A new book reveals how and where sugars are hidden in your diet, and provides practical tips on how to wean yourself from this pernicious ingredient that will decimate your health. Once you break free from sugar cravings, you’ll experience newfound energy and clarity of mind. To get there, you need to retrain your body to burn fat as its primary form of fuel instead of sugar.

Symptoms of a “high-sugar impact” diet includes gas, bloating, joint pain, headaches, fatigue, inability to lose weight or weight loss resistance, and sugar cravings. By taking inventory of your high-sugar impact symptoms, while tracking your waist, hip, and weight, you get a clearer picture of how sugar impacts your body

Whether the sugar comes in the form of a muffin, a fruit juice-sweetened yogurt, or a smoothie, it’s all the same thing to your body. “Food is information,” she says. And she’s right.

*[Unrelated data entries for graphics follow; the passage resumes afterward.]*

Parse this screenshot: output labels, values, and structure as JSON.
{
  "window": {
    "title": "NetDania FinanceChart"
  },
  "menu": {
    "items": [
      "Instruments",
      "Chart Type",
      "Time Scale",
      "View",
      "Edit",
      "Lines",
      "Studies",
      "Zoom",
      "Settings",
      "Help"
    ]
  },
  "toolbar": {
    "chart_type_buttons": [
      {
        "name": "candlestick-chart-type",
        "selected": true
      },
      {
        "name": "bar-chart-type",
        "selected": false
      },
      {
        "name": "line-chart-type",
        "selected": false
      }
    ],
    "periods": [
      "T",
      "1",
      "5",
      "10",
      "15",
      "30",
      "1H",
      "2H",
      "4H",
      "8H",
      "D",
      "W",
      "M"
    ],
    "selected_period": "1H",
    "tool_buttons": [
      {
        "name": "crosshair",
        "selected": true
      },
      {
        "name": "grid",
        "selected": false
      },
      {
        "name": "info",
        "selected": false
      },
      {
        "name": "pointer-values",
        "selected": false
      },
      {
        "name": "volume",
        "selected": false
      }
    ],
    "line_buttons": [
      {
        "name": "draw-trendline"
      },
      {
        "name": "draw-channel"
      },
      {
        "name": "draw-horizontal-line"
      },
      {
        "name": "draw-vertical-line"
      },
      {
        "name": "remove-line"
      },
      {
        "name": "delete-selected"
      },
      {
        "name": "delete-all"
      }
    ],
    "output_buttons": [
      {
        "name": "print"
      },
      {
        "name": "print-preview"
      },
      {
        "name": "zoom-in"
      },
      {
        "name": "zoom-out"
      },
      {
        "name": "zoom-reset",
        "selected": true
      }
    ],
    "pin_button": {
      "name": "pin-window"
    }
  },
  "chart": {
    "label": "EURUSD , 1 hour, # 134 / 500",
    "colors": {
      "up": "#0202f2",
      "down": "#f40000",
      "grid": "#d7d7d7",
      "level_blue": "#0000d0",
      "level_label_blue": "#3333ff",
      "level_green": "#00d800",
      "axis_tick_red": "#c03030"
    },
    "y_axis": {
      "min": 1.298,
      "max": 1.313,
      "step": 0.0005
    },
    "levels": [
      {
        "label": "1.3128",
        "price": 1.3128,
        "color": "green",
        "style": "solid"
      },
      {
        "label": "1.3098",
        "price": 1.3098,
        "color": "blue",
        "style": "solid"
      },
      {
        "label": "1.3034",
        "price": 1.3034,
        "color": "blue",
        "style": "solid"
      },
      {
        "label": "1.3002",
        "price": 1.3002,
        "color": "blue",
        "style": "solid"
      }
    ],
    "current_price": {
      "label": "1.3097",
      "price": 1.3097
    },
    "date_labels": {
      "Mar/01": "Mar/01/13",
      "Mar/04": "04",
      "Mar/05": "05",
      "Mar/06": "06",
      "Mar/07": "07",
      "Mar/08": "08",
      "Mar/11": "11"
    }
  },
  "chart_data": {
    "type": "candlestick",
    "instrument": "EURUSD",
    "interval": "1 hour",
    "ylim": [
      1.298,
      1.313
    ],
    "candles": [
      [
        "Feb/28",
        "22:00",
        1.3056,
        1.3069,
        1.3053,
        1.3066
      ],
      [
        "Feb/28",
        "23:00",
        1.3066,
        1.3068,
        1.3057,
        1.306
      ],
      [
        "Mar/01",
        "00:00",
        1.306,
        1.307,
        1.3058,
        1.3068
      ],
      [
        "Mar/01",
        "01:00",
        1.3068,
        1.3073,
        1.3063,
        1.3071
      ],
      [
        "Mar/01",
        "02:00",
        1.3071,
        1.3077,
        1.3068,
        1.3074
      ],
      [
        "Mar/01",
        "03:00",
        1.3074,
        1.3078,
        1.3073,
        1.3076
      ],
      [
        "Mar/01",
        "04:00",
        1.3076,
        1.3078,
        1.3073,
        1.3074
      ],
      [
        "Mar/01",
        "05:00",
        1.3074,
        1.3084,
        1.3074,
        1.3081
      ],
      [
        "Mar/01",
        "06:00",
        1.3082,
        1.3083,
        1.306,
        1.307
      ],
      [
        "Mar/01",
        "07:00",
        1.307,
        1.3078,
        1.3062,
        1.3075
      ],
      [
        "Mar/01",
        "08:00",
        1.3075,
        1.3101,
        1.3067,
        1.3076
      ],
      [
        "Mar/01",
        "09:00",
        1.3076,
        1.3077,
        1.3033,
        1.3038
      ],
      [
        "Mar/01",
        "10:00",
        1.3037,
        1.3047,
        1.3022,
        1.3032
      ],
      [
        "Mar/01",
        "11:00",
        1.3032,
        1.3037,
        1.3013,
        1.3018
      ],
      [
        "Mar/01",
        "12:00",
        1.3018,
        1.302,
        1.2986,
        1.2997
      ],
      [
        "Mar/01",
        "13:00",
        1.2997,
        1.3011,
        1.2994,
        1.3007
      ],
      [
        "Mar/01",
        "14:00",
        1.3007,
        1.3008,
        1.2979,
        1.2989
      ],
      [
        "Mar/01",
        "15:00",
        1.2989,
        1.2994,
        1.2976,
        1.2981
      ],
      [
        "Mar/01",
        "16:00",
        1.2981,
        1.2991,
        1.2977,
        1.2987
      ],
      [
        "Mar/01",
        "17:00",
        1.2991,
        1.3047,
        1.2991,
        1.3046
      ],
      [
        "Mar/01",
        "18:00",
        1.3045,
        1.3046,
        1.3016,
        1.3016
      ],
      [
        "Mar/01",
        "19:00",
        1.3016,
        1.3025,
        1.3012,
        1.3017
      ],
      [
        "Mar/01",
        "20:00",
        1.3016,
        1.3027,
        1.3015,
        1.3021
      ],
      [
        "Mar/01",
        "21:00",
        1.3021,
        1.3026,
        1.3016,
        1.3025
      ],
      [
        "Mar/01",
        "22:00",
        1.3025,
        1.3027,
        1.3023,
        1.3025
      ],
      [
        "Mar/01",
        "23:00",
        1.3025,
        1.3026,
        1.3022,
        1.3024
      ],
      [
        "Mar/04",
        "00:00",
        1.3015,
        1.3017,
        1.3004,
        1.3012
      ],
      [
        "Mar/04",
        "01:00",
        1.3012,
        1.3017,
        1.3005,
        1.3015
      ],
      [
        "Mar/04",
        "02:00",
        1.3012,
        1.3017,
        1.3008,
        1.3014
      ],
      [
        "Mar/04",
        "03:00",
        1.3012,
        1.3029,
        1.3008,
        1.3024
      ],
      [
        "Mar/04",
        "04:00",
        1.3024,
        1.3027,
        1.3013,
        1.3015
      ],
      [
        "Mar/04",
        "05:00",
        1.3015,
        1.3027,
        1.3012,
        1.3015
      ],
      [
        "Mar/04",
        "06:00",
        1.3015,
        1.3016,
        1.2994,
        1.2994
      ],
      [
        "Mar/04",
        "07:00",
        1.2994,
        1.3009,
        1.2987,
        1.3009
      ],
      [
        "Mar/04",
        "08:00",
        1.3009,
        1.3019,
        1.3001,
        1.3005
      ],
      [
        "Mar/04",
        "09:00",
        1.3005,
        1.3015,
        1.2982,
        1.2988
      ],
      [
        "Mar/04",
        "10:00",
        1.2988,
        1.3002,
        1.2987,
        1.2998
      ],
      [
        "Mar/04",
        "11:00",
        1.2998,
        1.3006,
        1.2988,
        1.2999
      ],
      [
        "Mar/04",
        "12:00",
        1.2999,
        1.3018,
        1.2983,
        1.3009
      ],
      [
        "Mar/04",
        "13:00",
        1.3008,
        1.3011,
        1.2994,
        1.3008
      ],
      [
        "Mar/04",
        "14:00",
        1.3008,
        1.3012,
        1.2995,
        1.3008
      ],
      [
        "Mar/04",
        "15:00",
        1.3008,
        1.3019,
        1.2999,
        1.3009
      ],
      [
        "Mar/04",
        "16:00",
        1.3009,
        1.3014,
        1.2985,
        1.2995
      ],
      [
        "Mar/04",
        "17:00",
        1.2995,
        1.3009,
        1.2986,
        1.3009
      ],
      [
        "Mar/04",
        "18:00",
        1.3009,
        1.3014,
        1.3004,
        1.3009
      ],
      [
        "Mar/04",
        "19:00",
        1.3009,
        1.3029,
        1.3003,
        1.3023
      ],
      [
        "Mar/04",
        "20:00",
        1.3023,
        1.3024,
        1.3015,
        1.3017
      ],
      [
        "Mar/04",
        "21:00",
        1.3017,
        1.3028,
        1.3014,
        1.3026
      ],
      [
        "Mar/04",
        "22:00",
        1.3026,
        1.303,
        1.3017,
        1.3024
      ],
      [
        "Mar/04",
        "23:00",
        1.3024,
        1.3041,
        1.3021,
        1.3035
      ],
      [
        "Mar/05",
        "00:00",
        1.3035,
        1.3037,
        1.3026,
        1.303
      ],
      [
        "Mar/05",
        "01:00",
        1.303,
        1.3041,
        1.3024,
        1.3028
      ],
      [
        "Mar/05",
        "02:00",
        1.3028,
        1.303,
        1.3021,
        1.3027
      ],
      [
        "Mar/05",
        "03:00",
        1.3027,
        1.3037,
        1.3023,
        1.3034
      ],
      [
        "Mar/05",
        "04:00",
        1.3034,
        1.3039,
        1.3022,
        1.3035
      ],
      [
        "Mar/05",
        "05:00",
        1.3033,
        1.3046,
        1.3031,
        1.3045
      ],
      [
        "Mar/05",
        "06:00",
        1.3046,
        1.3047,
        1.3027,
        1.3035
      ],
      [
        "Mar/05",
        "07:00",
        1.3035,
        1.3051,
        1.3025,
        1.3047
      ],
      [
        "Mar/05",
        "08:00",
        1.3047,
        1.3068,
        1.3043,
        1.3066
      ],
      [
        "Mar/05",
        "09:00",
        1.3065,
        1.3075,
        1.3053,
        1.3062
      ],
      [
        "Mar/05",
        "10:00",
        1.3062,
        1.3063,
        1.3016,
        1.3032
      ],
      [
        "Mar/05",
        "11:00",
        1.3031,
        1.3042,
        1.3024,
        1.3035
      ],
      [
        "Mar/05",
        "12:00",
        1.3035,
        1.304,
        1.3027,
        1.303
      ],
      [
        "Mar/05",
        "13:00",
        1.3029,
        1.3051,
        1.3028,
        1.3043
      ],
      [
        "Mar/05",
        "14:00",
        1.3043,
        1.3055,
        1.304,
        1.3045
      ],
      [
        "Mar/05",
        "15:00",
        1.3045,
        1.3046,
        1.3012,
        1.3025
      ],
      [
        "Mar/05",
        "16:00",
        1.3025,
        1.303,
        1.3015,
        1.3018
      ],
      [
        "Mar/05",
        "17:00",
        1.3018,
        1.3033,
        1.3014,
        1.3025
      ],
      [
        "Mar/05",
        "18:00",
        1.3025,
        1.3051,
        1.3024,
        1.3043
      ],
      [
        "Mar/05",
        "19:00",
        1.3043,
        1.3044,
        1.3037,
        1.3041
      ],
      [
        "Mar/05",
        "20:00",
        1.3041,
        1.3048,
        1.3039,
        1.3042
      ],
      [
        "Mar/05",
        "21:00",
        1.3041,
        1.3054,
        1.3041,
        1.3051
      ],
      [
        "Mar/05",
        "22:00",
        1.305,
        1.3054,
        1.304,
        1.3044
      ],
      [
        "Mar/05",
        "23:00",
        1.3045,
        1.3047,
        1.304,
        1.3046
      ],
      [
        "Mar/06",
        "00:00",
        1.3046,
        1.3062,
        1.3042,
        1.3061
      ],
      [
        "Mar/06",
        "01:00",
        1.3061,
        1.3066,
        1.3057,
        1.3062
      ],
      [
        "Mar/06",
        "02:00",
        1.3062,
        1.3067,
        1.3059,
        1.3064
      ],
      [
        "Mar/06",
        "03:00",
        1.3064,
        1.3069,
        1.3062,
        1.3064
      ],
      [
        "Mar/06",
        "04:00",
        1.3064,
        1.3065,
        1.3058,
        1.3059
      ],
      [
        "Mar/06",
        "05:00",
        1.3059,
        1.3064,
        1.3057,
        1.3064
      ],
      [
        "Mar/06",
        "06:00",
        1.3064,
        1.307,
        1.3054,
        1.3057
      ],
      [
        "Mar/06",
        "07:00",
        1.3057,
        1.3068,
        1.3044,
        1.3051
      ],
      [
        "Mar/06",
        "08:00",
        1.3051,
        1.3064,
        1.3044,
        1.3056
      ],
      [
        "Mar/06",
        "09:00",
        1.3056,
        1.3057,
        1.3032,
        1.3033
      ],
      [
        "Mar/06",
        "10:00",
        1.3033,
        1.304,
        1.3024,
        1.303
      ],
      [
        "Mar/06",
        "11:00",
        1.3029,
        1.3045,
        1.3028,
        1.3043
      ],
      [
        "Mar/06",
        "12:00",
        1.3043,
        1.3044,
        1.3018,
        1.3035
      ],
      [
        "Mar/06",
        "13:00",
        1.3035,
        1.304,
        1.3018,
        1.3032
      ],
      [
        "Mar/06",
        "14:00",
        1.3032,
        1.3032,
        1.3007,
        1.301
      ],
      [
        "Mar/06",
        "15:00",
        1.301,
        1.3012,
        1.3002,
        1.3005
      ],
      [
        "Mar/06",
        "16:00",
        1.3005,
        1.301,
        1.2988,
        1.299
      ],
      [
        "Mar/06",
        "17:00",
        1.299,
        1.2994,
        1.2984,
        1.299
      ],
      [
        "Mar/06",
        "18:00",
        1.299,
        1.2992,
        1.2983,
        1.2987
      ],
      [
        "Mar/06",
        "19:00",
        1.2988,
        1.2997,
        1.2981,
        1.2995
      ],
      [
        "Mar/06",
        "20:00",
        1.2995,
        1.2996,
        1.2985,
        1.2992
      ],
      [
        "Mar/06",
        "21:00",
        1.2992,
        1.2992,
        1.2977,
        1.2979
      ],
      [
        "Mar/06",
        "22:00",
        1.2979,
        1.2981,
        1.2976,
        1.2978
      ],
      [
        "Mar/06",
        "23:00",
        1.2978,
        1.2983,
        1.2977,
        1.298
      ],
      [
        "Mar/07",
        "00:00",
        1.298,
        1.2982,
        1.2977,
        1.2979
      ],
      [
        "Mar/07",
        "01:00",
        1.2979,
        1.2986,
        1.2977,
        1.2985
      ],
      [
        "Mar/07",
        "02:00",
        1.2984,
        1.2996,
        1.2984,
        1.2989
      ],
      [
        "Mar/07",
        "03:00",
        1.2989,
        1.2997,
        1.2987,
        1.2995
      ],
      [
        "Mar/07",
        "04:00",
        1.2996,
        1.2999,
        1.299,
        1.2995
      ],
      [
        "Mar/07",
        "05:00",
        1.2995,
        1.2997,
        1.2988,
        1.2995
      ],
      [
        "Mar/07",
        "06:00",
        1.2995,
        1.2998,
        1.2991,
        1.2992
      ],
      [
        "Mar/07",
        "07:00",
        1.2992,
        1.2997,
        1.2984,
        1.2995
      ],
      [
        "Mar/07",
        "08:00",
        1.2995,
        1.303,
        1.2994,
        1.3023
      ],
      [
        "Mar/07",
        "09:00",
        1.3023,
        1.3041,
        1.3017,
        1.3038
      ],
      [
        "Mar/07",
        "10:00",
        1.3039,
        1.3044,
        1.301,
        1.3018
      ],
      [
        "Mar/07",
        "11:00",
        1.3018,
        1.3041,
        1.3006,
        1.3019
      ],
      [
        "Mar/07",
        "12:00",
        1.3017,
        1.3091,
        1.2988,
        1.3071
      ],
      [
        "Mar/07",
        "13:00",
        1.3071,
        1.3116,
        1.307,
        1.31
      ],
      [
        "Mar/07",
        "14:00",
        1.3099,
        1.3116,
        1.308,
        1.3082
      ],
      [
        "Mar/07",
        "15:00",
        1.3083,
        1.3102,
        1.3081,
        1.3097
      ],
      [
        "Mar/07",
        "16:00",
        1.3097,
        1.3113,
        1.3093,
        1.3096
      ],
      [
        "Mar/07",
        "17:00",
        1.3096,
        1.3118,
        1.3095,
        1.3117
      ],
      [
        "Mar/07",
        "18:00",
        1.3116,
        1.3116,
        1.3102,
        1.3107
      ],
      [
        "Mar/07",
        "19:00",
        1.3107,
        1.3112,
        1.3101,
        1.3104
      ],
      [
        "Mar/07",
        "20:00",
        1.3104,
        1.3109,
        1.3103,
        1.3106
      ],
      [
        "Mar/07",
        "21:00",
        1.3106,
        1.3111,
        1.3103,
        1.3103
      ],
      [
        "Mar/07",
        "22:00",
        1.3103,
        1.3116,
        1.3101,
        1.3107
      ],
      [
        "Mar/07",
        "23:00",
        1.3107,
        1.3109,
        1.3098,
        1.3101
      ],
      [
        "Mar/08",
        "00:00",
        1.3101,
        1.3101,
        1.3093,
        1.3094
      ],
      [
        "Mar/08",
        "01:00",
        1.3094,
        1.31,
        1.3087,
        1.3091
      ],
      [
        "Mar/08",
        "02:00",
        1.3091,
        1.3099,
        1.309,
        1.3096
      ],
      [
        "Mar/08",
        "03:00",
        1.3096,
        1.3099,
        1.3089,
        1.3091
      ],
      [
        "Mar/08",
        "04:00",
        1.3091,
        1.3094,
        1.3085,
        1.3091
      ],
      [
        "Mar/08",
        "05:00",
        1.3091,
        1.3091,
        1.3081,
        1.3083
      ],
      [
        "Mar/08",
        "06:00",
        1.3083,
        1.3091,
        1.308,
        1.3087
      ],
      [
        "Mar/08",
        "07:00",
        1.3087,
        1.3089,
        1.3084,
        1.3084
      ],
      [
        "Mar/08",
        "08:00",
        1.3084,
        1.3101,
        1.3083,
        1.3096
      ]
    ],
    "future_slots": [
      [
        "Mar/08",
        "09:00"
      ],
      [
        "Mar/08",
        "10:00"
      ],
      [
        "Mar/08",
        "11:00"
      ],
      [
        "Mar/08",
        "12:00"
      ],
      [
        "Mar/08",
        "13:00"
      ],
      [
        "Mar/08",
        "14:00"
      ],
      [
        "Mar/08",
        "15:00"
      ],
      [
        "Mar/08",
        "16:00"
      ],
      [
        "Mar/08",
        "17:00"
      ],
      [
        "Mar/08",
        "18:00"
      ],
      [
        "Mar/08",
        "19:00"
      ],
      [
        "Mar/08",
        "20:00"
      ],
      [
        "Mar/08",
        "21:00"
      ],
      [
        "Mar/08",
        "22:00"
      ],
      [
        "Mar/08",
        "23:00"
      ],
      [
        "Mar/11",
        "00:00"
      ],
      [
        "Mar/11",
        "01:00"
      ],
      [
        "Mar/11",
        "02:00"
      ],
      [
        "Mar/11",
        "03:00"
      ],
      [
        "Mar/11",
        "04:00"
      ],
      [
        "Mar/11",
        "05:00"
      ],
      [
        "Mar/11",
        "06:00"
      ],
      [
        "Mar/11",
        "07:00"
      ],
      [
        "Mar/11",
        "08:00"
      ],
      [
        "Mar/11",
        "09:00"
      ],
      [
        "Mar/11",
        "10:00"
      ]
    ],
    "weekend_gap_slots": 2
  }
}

Once you break free from your body’s constant need for yet another sugar fix (remember, sugar is more addictive than cocaine!), you’ll experience great levels of newfound energy and clarity of mind. But in order to get there, you need to retrain your body to burn fat as its primary form of fuel instead of sugar. There’s got to be a transition period, where you go from sugar burner to getting your body to be able to start to burn fat again. You have to taper down from where your starting point is of things you would never think about (like sundried tomatoes and marinara sauce) that we’re just using like crazy not realizing how much sugar this is actually adding into our food.

The Sugar Impact Scales: A New Way of Looking at Sugar

As an initial step, you’ll want to weigh yourself and measure your waist-to-hip ratio, to determine your starting point. Next, you do an initial inventory of all the hidden sugars in your diet. This means reading the labels on all the foods you eat, including items you might never expect to contain sugar, such as that jar of pickles, condiments, sauces, and marinades, and so on. It looks at fructose grams, glycemic load, nutrient density, and fiber. Bad are fructose and glycemic load; good are nutrient density and fiber.

Depending on where the food falls, it can either be low, medium, or high-sugar impact. The reason this was so important to me is I keep looking at programs out there, and they either focus on fructose… glycemic index, or glycemic load. That can be very confusing because it makes things like agave sweetener look great. It makes milk look great… People go, ‘We should have fructose because fructose is low on the glycemic index.’

The difference between fructose and glucose is fructose doesn’t trigger the whole insulin response. Because of that, it doesn’t trigger insulin, leptin, or ghrelin, so it doesn’t tell your body you ate anything. Instead, it just goes to the liver. If there’s no room for it to become glycogen… it starts becoming fat. You look at that and you go, ‘Okay, food is information. What does fructose say?’ It says, ‘Hey, make fat but don’t tell us we ate. Stay hungry.
So what are the basic symptoms of having high-sugar impact? Gas and bloating are common, as sugar feeds yeast, fungi, and detrimental bacteria in your gut. Other symptoms include joint pain, headaches, fatigue, inability to lose weight or weight loss resistance, and sugar cravings.

By grading yourself on those and other symptoms, while tracking your waist, hip, and weight, you’ll get a clearer picture of how sugar impacts your body, and your progress in terms of retraining your body to burn fat instead of sugar as its primary fuel.